Does the codec preference on a dial-peer make a major impact? We have a 3rd party recording server which is able to record calls when the codec specified in the dial-peer is G.729r8. When we force the dial-peer to use G.711ulaw, the recording server is unable to record the calls. This is happening for calls from the PSTN cloud which matches this dial-peer. Any ideas?

3 Replies 3

paolo bevilacqua
Hall of Fame
Hall of Fame

Well you have to check that with the recording vendor. Cisco can support any type of codec, g729 slighly degrades the voice quality so it is not the common choice for voice on a LAN.

Are you referring to the voice codec configuration on a voip dial-peer? If so for-instance setting the dial-peer to voice codec g711ulaw tells the dial-peer to only allow calls to use g711ulaw.

If you use the "voice-class codec X", list codecs in preference order and then apply the voice-class codec X to the dial-peer you allow the dial-peer to negotiate codec.

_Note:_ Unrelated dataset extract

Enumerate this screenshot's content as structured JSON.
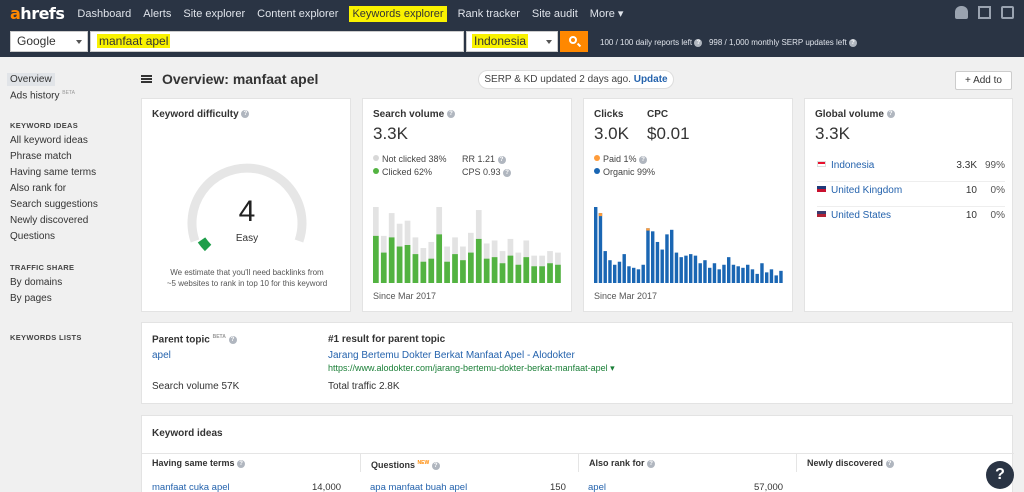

For the PSTN the codec will be g711 so if the voice recorder cannot record in g711 you will need an MTP and transcoder resources allocated to allow this to work.

HTH

I am assuming you have voice-class codec defined on your dialpeer to negotiate either codec, well only one codec is always negotiate based on the order in the class, so if g729 is the negotiated codec between the endpoints but your app only works with g711 then you need to change the order of codecs in the class to make it work.